Cc @amitmurthy @tanmaykm
@tanmaykm
The Julia Language member
tanmaykm commented on Jan 22

It could possibly be due to connections timing out. Could you try setting JULIA_WORKER_TIMEOUT to a higher value? See: http://docs.julialang.org/en/latest/stdlib/parallel/#Base.addprocs

If that's the case, putting all ec2 instances in the same placement group may help.
@amitmurthy
The Julia Language member
amitmurthy commented on Jan 23

It is assumed that all the workers are on a directly connected open network, i.e. they need to be able to connect with each other on all ports. The tunnel option is only between master and the workers.

A couple of options:

1) Put all the worker nodes in a security group that allows all traffic between nodes of the same security group.

2) In case the computation does not need worker-worker messaging, using topology=:master_slave will allow the cluster to come up. See http://docs.julialang.org/en/latest/manual/parallel-computing/#specifying-network-topology-experimental
@lruthotto
lruthotto commented on Jan 23

Thanks a lot for your help.

@tanmaykm: Changing the timeout did not help me. I think also my instances where pretty close to each other. Using ssh from the terminal at least was possible between all of them and it did not take much time to connect.

What really helped, was allowing all traffic between the nodes, when launching all the instances. Before, I allowed SSH traffic, assuming this is what julia needs.
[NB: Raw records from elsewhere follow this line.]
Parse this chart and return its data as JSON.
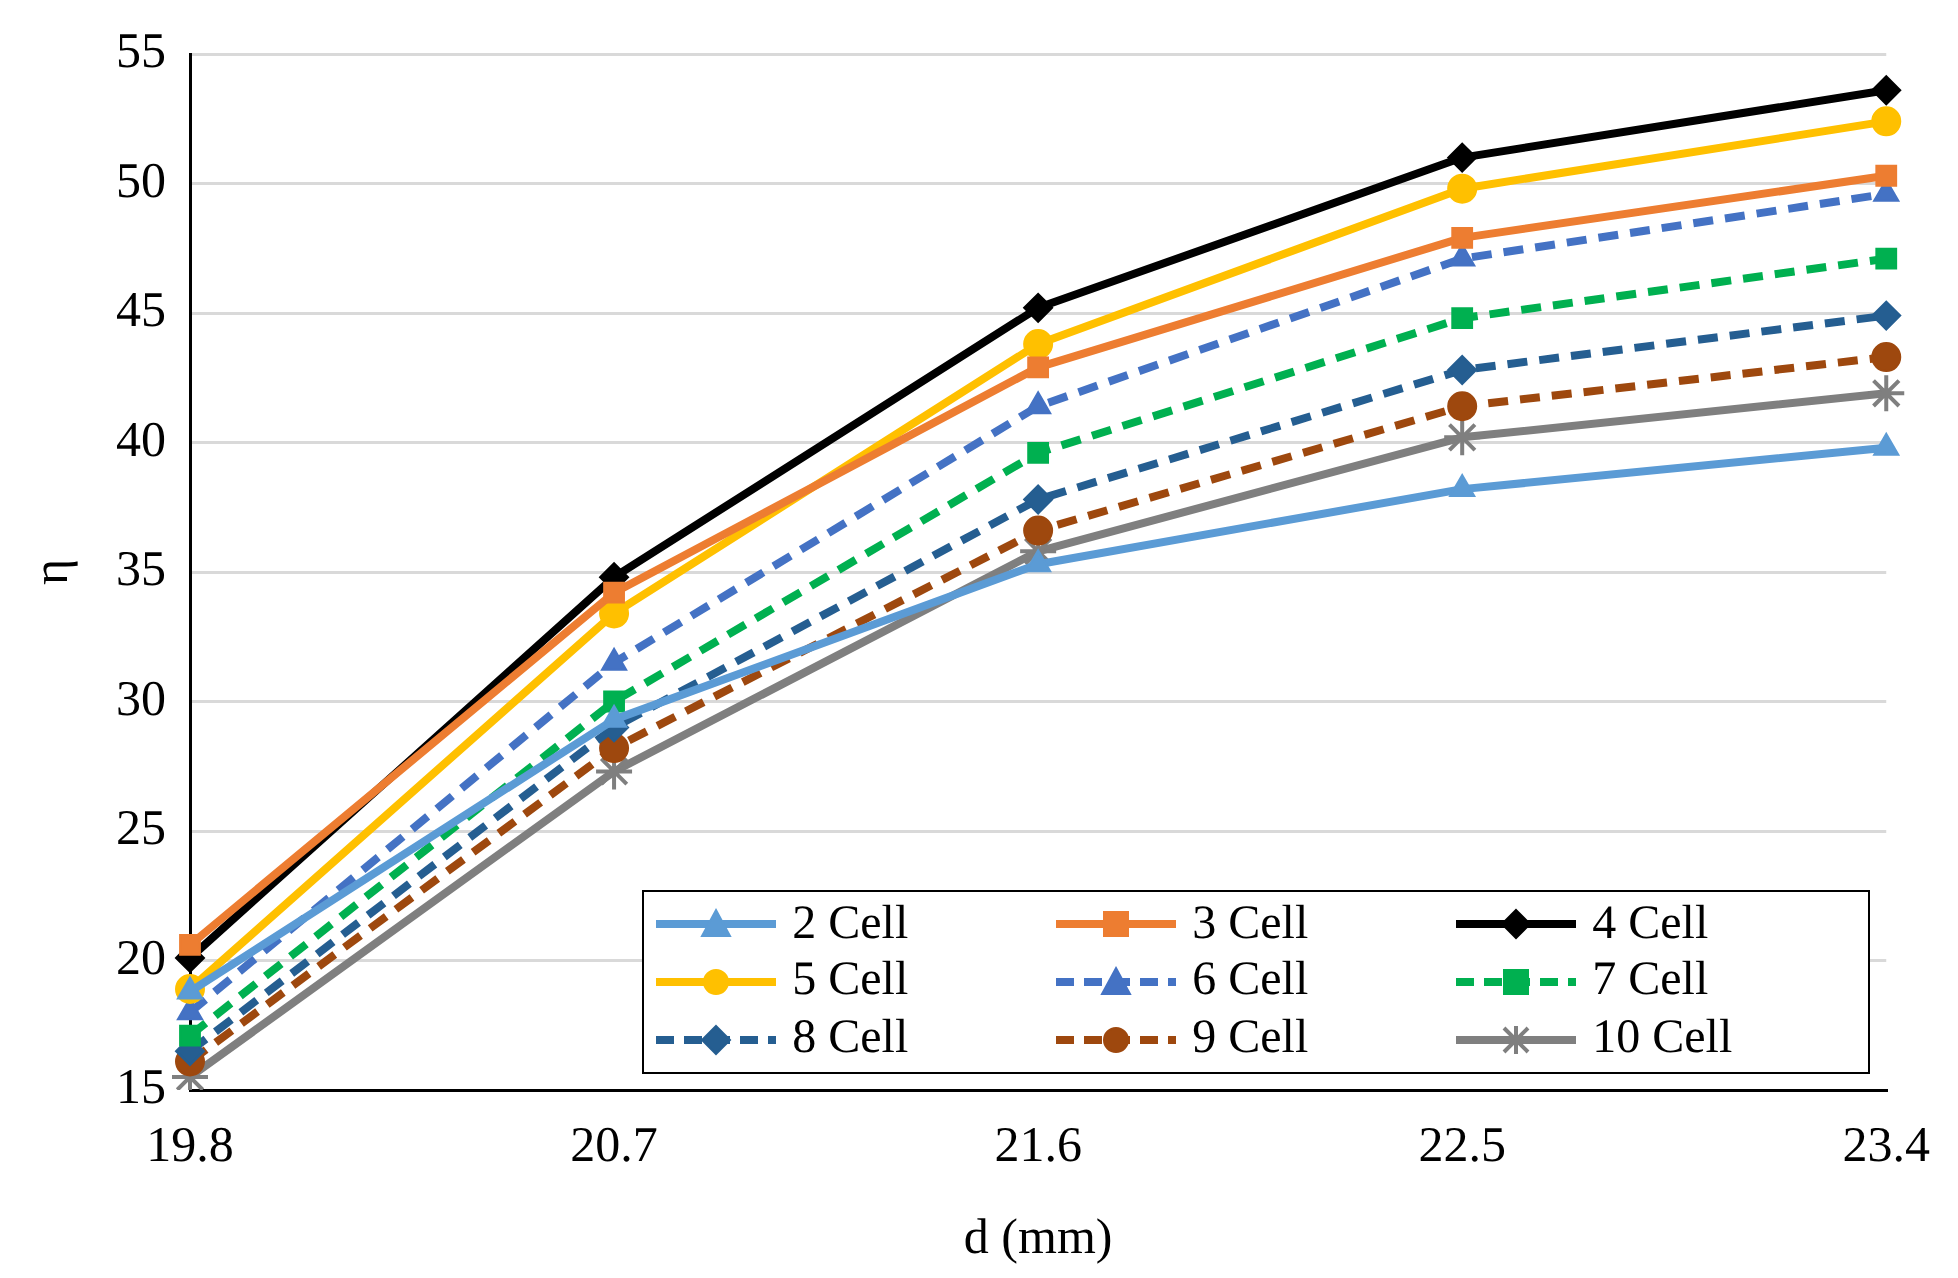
{
  "chart_data": {
    "type": "line",
    "xlabel": "d (mm)",
    "ylabel": "η",
    "categories": [
      "19.8",
      "20.7",
      "21.6",
      "22.5",
      "23.4"
    ],
    "ylim": [
      15,
      55
    ],
    "yticks": [
      15,
      20,
      25,
      30,
      35,
      40,
      45,
      50,
      55
    ],
    "grid": "y",
    "legend": "bottom right",
    "series": [
      {
        "name": "2 Cell",
        "color": "#5b9bd5",
        "marker": "triangle",
        "line_style": "solid",
        "values": [
          18.8,
          29.3,
          35.3,
          38.2,
          39.8
        ]
      },
      {
        "name": "3 Cell",
        "color": "#ed7d31",
        "marker": "square",
        "line_style": "solid",
        "values": [
          20.6,
          34.2,
          42.9,
          47.9,
          50.3
        ]
      },
      {
        "name": "4 Cell",
        "color": "#000000",
        "marker": "diamond",
        "line_style": "solid",
        "values": [
          20.1,
          34.8,
          45.2,
          51.0,
          53.6
        ]
      },
      {
        "name": "5 Cell",
        "color": "#ffc000",
        "marker": "circle",
        "line_style": "solid",
        "values": [
          18.9,
          33.4,
          43.8,
          49.8,
          52.4
        ]
      },
      {
        "name": "6 Cell",
        "color": "#4472c4",
        "marker": "triangle",
        "line_style": "dashed",
        "values": [
          18.0,
          31.5,
          41.4,
          47.1,
          49.6
        ]
      },
      {
        "name": "7 Cell",
        "color": "#00b050",
        "marker": "square",
        "line_style": "dashed",
        "values": [
          17.1,
          30.0,
          39.6,
          44.8,
          47.1
        ]
      },
      {
        "name": "8 Cell",
        "color": "#255e91",
        "marker": "diamond",
        "line_style": "dashed",
        "values": [
          16.5,
          29.0,
          37.8,
          42.8,
          44.9
        ]
      },
      {
        "name": "9 Cell",
        "color": "#9e480e",
        "marker": "circle",
        "line_style": "dashed",
        "values": [
          16.1,
          28.2,
          36.6,
          41.4,
          43.3
        ]
      },
      {
        "name": "10 Cell",
        "color": "#7f7f7f",
        "marker": "cross",
        "line_style": "solid",
        "values": [
          15.5,
          27.3,
          35.8,
          40.2,
          41.9
        ]
      }
    ]
  }
}
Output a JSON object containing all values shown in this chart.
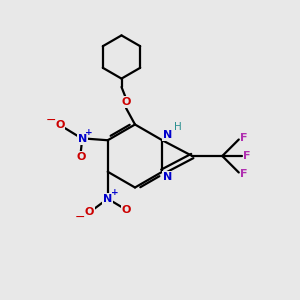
{
  "background_color": "#e8e8e8",
  "fig_size": [
    3.0,
    3.0
  ],
  "dpi": 100,
  "bond_color": "#000000",
  "bond_lw": 1.6,
  "N_color": "#0000cc",
  "O_color": "#cc0000",
  "F_color": "#b030b0",
  "H_color": "#2a9090",
  "plus_color": "#0000cc",
  "minus_color": "#cc0000",
  "xlim": [
    0,
    10
  ],
  "ylim": [
    0,
    10
  ]
}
I was not sure if allowing All Traffic is in general a good idea from a security point of view, but I found that you can set IP ranges.

@amitmurthy: The :master_slave topology sounds interesting. In fact that's exactly what I need for my problem. I will test that later and see if it improves the scalability of my code.

Thanks again!
@lruthotto lruthotto closed this on Jan 23